Ces mécanismes physiopathologiques semblent être réversibles et peuvent être retrouvés dans de nombreuses autres pathologies comme la polyarthrite rhumatoïde, la fibromyalgie, le syndrome de l'intestin irritable, etc. (24). Leur identification contribue au choix d'orientation thérapeutique en kinésithérapie.

Interrogatoire et évaluation fonctionnelle des mécanismes en lien avec la douleur nociplastique

Une fois le diagnostic de céphalée retenu (migraine, céphalée cervicogénique ou céphalée de tension), l'interrogatoire et l'évaluation fonctionnelle vont contribuer à rechercher l'existence d'un mécanisme de sensibilisation du système nerveux. L'évaluation de l'état de sensibilisation du système nerveux va ainsi contribuer à une meilleure compréhension de la recrudescence des épisodes de céphalée et de l'exacerbation de l'intensité de la douleur ressentie face à l'intensité de la contrainte physique et/ou mentale vécue (généralement exacerbée). L'évaluation complémentaire va ainsi viser la caractérisation d'une sensibilisation centrale (associée ou non à une sensibilisation périphérique) par la mise en évidence de manifestations cliniques (36).

La présence d'une sensibilisation centrale peut être évoquée lors de l'interrogatoire lorsque les céphalées sont associées à des perturbations émotionnelles et à de mauvaises adaptations cognitives (37).

Les outils d'évaluation permettant de caractériser la présence ou l'absence d'un tel mécanisme sont :

  • la douleur diffuse et exacerbée évaluée par la Body Chart remplie par le patient (37, 38) ;
  • le score supérieur à 40 à l'inventaire de sensibilisation centrale (39-41) ;
  • l'allodynie tactile pouvant être évaluée par l'algomètre de pression (ou lors de tâches quotidiennes comme le brossage des cheveux ou l'application de cosmétique) [37, 42] et une hyperalgésie secondaire à la stimulation périphérique (par exemple, mouvement de la tête) [24, 38].

Les résultats de ces évaluations permettent de définir un pronostic de guérison : plus l'hypersensibilité du système nerveux est élevée, plus le délai de récupération sera long.

Intérêts de la kinésithérapie pour la prise en charge thérapeutique des patients présentant une céphalée cervicogénique, une céphalée de tension ou une migraine

La littérature a considérablement augmenté ces dernières années sur l'évaluation de l'efficacité de la kinésithérapie pour les patients présentant particulièrement une céphalée cervicogénique, une céphalée de tension et une migraine.

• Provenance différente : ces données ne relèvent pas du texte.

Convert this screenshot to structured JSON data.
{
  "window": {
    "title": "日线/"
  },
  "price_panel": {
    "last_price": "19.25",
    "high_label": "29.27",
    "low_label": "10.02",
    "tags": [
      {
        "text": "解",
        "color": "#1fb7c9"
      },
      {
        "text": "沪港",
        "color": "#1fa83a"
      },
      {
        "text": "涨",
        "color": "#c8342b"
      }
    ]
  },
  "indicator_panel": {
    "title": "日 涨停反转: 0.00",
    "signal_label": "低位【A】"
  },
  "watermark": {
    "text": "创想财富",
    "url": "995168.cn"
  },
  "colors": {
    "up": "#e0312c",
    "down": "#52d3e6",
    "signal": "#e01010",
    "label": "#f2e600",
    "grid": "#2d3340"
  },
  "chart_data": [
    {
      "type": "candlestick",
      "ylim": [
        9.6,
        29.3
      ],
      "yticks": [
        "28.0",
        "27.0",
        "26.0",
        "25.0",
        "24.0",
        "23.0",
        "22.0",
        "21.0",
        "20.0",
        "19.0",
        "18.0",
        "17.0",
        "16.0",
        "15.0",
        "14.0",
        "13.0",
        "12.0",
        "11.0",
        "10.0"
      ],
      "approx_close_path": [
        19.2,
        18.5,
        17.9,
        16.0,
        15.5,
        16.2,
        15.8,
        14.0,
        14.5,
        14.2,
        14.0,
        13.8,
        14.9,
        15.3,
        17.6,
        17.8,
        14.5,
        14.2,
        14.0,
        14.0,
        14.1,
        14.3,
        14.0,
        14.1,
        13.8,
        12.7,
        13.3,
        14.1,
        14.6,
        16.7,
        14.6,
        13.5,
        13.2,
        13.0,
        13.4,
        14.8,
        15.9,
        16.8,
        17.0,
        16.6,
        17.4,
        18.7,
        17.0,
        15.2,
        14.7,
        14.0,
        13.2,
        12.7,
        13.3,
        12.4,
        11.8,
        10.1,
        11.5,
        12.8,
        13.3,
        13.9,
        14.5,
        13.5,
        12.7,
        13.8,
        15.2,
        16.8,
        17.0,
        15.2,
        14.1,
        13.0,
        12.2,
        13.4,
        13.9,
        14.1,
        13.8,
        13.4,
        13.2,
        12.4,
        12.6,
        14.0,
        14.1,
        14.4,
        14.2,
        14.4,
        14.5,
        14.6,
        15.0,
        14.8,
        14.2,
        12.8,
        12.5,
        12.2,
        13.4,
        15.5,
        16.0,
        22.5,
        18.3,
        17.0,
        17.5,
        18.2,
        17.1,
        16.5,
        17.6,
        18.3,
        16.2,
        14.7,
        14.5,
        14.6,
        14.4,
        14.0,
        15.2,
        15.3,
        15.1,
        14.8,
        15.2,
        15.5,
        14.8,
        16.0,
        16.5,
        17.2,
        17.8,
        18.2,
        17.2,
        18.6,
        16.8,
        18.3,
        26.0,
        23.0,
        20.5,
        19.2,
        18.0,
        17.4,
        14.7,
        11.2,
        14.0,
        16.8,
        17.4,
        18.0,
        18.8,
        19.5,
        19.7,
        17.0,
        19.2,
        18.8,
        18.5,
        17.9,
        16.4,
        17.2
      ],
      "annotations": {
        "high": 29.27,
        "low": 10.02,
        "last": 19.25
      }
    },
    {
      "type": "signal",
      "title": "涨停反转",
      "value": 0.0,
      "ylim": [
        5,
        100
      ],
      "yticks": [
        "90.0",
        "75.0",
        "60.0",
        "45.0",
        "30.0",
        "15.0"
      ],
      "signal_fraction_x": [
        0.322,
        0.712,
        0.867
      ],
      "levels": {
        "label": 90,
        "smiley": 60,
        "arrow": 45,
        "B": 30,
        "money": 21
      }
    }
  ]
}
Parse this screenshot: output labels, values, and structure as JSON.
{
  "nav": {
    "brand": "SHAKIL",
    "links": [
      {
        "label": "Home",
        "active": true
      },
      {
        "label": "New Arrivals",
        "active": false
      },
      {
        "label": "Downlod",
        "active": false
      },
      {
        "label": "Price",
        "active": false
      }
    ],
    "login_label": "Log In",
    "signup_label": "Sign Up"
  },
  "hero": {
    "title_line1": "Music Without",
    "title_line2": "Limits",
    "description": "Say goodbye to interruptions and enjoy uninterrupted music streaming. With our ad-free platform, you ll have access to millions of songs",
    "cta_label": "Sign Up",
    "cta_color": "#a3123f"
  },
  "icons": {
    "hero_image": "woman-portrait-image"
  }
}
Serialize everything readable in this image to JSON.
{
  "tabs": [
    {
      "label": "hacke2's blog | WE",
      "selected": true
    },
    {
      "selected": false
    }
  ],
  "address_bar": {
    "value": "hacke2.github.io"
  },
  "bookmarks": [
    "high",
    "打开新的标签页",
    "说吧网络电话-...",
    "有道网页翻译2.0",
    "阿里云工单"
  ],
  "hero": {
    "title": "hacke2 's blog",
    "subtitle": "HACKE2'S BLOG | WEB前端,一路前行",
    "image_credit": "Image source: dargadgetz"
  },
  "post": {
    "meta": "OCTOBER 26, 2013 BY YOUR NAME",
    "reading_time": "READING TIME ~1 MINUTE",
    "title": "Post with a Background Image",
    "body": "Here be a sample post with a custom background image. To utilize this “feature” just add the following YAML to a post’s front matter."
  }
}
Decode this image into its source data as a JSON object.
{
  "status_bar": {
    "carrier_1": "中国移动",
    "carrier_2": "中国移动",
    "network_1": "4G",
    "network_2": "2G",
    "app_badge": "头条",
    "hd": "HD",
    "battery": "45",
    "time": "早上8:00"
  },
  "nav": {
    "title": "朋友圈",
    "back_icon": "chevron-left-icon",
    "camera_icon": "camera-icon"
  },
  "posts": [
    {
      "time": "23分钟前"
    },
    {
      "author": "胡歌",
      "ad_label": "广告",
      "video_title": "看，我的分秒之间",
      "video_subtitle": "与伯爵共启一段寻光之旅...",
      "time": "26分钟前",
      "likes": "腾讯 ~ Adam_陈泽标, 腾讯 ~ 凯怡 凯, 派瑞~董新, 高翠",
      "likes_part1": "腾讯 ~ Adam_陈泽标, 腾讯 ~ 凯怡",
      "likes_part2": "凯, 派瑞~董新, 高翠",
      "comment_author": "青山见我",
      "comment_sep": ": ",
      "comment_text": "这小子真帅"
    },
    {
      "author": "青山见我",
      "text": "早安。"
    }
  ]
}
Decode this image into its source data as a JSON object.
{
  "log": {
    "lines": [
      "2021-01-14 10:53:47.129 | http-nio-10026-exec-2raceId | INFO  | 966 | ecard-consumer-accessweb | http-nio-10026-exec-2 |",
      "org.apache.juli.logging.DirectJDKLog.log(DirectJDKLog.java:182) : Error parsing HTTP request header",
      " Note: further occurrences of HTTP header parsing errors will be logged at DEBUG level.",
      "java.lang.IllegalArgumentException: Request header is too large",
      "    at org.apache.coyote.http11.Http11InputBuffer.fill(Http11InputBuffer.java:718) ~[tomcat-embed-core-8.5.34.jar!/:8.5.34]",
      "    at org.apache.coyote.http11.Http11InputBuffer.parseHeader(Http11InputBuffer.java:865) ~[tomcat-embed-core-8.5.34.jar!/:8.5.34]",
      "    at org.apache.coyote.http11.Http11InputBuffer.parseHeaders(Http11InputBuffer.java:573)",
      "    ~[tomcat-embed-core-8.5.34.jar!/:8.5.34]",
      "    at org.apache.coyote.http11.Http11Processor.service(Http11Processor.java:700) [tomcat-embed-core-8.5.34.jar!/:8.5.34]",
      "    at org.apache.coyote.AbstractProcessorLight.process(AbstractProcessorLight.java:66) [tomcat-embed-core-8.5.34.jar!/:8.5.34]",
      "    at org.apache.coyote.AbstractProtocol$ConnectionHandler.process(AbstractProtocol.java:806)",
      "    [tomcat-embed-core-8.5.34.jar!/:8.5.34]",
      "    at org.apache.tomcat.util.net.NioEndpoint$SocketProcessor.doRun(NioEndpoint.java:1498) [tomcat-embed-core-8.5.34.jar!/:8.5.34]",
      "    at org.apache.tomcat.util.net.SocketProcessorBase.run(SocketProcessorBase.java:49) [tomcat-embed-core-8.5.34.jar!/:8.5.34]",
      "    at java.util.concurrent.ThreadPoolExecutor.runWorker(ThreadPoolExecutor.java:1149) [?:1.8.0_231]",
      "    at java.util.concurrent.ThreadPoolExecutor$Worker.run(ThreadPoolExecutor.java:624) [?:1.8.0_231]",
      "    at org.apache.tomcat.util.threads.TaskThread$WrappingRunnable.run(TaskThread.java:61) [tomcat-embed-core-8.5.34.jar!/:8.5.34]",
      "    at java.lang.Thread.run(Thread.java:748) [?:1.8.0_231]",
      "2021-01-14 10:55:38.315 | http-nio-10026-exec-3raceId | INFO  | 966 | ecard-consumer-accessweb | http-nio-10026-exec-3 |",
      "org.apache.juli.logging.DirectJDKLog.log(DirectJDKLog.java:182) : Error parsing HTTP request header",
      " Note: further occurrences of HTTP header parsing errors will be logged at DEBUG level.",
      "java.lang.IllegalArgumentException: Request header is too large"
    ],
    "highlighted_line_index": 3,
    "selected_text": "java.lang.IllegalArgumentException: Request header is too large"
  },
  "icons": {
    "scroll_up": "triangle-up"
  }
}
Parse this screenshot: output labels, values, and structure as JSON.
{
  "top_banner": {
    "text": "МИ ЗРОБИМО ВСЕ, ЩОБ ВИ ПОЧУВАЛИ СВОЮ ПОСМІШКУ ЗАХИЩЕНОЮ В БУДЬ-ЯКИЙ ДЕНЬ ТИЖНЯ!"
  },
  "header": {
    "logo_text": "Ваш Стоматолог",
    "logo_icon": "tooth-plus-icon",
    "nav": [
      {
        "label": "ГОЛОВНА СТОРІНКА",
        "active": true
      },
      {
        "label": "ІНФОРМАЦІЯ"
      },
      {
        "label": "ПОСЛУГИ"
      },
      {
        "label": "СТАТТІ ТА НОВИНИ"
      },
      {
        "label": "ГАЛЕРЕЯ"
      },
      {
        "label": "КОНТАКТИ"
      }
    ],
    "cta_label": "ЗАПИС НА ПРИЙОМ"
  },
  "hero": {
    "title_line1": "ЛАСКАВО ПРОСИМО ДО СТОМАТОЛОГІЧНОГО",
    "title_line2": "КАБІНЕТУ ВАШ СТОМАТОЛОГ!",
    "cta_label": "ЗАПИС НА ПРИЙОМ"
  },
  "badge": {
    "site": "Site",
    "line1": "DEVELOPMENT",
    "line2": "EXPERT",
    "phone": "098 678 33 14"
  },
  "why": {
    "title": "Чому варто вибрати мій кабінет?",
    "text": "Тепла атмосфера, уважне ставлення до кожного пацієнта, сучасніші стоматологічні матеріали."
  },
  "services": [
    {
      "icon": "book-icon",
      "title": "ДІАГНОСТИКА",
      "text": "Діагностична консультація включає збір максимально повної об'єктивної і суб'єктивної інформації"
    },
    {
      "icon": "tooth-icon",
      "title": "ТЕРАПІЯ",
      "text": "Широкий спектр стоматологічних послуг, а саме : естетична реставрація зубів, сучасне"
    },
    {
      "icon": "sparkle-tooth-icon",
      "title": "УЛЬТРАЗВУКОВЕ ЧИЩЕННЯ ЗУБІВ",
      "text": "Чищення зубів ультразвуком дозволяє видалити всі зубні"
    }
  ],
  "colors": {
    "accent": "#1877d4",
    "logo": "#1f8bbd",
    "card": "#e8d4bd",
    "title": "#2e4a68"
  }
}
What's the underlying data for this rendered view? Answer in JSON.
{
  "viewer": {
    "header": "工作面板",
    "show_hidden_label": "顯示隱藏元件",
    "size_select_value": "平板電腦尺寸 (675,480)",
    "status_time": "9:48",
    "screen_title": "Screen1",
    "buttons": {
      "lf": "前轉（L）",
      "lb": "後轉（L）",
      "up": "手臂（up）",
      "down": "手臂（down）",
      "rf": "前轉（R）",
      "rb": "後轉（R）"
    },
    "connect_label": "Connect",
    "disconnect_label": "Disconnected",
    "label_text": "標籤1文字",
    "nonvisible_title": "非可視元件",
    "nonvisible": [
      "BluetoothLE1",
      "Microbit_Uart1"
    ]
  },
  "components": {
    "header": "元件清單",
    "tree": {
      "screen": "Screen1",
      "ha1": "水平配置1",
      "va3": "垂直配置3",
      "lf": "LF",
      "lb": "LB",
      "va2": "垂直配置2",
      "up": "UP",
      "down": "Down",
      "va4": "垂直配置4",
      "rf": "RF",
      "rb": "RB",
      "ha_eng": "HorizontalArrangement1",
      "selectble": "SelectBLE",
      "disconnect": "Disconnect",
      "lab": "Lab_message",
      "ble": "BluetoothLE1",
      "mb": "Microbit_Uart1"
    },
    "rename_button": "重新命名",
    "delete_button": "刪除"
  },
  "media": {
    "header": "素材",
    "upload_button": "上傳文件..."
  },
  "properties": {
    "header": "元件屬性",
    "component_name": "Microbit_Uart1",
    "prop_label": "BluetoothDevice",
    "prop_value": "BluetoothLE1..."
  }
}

La kinési­thérapie présente un intérêt grandissant pour la prise en charge des affections musculosquelettiques et des mécanismes physiopathologiques jouant un rôle dans le déclenchement de la céphalée.

De nombreux patients rapportent régulièrement le recours quasi exclusif d'approches thérapeutiques passives à la suite des consultations avec des kinési­thérapeutes : massage, étirement musculaire, mobilisations et manipulations articulaires. Comme décrit ci-dessus, la physiopathologie des céphalées implique majoritairement un dysfonctionnement du système nerveux et permet donc de comprendre la faible efficacité (voire l'absence d'efficacité) de ces thérapies sur le long terme, comme cela est évoqué dans la littérature. De plus, les mobilisations et les manipulations articulaires ne semblent pas adaptées à toutes les formes de céphalées. Il a été suggéré que les patients avec une intensité faible de sensibilisation du système nerveux seraient plus susceptibles de tirer profit de la thérapie manuelle comme traitement initial avant d'envisager un programme d'exercice pour reconditionner la réponse du système nerveux à la contrainte (43).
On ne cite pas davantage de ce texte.